New Butterfly for Donna

by Donna Lewis

It was a great day last week for seeing new things in my garden.  It’s a reminder that to see these beautiful living things, you must always be looking for them.

So after I saw the new Black Swallowtail caterpillar , I walked around in my garden and a fast moving butterfly landed right in front of me. I looked down to find something I had never seen!! It was a Julia male butterfly. They are a brush-footed butterfly (Nymphalidae).
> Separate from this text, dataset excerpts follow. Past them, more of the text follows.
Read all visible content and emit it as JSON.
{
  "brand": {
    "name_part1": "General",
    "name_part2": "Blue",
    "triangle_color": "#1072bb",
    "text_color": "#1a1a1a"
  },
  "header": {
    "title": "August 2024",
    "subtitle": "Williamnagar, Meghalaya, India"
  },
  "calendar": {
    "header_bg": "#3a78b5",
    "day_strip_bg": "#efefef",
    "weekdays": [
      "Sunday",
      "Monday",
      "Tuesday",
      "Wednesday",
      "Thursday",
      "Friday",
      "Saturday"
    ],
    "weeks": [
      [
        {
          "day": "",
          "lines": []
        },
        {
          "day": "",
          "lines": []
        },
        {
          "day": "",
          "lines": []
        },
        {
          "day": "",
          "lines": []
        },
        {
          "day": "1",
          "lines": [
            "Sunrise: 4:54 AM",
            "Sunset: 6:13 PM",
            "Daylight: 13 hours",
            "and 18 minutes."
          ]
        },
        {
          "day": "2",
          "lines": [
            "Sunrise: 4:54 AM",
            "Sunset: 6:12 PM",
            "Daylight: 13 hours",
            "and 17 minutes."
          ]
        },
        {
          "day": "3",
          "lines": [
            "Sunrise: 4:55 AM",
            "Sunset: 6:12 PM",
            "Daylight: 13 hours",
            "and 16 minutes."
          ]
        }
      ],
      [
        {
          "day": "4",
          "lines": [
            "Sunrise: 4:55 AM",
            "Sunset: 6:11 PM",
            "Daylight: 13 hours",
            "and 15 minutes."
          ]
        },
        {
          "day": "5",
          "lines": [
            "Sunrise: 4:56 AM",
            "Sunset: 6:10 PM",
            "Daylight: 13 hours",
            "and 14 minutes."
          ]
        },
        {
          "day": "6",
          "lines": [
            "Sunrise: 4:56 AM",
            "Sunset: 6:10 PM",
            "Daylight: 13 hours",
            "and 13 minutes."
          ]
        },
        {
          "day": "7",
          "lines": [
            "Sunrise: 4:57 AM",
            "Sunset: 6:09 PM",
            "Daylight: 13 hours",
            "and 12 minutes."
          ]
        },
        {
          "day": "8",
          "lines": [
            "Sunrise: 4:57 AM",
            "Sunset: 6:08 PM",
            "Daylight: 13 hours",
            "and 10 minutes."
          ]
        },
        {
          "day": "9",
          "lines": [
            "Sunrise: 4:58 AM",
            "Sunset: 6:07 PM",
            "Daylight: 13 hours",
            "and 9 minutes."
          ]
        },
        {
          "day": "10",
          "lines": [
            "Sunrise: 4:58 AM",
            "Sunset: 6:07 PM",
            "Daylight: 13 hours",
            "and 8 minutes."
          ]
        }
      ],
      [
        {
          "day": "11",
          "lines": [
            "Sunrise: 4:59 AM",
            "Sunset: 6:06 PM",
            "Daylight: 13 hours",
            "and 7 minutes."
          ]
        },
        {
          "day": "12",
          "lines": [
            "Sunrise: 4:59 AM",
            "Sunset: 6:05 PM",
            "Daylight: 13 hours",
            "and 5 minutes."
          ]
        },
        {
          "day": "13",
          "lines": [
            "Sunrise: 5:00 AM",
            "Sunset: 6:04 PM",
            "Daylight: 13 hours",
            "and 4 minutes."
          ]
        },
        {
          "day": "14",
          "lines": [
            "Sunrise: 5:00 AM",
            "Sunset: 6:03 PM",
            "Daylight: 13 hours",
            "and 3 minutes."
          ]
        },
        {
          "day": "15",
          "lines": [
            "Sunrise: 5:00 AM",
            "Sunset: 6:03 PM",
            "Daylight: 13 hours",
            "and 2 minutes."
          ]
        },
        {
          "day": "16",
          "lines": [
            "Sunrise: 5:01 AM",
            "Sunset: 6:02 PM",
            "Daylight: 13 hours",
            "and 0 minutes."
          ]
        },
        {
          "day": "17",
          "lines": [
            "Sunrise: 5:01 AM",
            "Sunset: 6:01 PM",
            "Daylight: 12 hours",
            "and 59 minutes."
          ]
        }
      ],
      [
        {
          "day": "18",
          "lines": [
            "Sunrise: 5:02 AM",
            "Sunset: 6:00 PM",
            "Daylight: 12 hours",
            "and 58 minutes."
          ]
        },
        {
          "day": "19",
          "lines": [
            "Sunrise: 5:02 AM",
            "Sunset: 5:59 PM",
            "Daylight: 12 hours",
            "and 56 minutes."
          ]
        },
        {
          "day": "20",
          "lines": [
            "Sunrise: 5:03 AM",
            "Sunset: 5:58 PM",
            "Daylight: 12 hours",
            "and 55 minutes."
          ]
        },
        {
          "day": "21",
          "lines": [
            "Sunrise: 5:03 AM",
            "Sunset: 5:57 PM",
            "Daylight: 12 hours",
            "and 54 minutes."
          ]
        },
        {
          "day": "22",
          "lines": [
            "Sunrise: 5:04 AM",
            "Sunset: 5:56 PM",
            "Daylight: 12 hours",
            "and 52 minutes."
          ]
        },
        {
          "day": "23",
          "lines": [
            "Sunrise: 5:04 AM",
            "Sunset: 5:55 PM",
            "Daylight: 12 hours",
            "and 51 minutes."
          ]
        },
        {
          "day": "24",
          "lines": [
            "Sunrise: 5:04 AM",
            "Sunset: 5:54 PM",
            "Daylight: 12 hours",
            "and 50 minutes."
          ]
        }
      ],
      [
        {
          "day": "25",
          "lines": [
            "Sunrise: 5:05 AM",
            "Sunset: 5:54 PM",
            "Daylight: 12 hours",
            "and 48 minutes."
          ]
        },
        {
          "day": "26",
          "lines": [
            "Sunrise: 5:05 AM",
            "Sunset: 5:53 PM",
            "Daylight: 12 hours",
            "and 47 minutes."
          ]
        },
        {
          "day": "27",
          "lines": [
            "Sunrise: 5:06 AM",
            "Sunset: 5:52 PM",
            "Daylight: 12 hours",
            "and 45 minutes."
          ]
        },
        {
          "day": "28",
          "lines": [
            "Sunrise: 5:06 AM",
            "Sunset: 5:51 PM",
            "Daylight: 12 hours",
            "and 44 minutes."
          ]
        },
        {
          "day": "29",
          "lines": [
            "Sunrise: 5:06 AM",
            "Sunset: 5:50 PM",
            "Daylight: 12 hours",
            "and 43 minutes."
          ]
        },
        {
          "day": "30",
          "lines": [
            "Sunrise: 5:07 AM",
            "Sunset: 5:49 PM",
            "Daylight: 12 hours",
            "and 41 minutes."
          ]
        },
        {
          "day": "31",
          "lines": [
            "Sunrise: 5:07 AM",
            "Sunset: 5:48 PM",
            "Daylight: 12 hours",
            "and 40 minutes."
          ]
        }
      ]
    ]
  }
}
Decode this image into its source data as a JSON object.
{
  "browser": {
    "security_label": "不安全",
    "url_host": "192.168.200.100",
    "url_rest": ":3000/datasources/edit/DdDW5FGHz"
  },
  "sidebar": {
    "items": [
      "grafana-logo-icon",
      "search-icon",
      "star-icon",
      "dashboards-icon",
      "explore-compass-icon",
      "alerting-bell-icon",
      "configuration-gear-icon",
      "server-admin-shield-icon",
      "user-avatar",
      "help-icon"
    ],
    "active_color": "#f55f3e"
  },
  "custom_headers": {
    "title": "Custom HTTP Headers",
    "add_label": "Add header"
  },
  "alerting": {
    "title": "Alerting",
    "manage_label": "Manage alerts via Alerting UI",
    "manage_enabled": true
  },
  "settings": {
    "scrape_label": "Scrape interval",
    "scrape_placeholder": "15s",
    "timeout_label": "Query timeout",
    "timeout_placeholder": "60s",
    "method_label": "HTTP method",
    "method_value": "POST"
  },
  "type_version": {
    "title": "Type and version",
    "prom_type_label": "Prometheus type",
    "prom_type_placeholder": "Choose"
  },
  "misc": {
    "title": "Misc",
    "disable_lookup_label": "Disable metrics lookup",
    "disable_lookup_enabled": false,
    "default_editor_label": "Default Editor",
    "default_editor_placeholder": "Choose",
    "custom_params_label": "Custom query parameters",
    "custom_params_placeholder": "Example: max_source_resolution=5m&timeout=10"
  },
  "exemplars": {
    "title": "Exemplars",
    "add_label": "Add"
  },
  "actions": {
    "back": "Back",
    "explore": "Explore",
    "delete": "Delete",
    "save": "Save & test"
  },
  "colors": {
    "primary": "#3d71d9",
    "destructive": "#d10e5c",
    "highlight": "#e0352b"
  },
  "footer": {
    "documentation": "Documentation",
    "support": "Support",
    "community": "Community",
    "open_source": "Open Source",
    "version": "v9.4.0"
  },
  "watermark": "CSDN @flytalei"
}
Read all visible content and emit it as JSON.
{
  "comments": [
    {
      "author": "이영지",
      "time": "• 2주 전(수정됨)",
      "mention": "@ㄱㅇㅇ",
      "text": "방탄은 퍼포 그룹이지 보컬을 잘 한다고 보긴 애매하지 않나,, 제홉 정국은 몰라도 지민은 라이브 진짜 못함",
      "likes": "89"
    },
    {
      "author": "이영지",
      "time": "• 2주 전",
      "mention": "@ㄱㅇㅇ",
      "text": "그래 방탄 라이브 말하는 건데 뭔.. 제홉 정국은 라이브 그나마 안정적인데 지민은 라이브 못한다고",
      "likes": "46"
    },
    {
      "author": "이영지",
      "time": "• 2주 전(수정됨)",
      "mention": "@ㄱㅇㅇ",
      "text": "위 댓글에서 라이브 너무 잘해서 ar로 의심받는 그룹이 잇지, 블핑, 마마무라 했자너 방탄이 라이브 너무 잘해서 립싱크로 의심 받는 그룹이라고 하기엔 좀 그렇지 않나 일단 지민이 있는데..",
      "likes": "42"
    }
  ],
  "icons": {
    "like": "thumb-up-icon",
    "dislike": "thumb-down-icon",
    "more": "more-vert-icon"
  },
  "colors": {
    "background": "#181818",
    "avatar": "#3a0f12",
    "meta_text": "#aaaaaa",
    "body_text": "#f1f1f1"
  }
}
Julia Heliconian (Dryas iulia)

This group of butterflies occur worldwide except at the polar ice caps. They are generally some shade of orange, which is  why they are sometimes mistaken for a Gulf fritillary (my second photo), which was on a zinnia at the same time the Julia was. They were both just a foot apart. Lucky for me I was outside with a camera.

Gulf Fritillary (Agraulis vanillae)

Brushfoot butterflies all have reduced fore legs that are useless for walking, hence their name. Butterflies in this group include: Admirals, Fritillaries, Checkerspots, Crescentspots, Anglewings, Leafwings, Painted Ladies, Tortoisehells, and Longwings.

The Julia caterpillars feed on passion flower leaves.

I will look for their caterpillars, now that I have the adult butterfly here.

Keep your eyes peeled Master Naturalists, it’s all out there.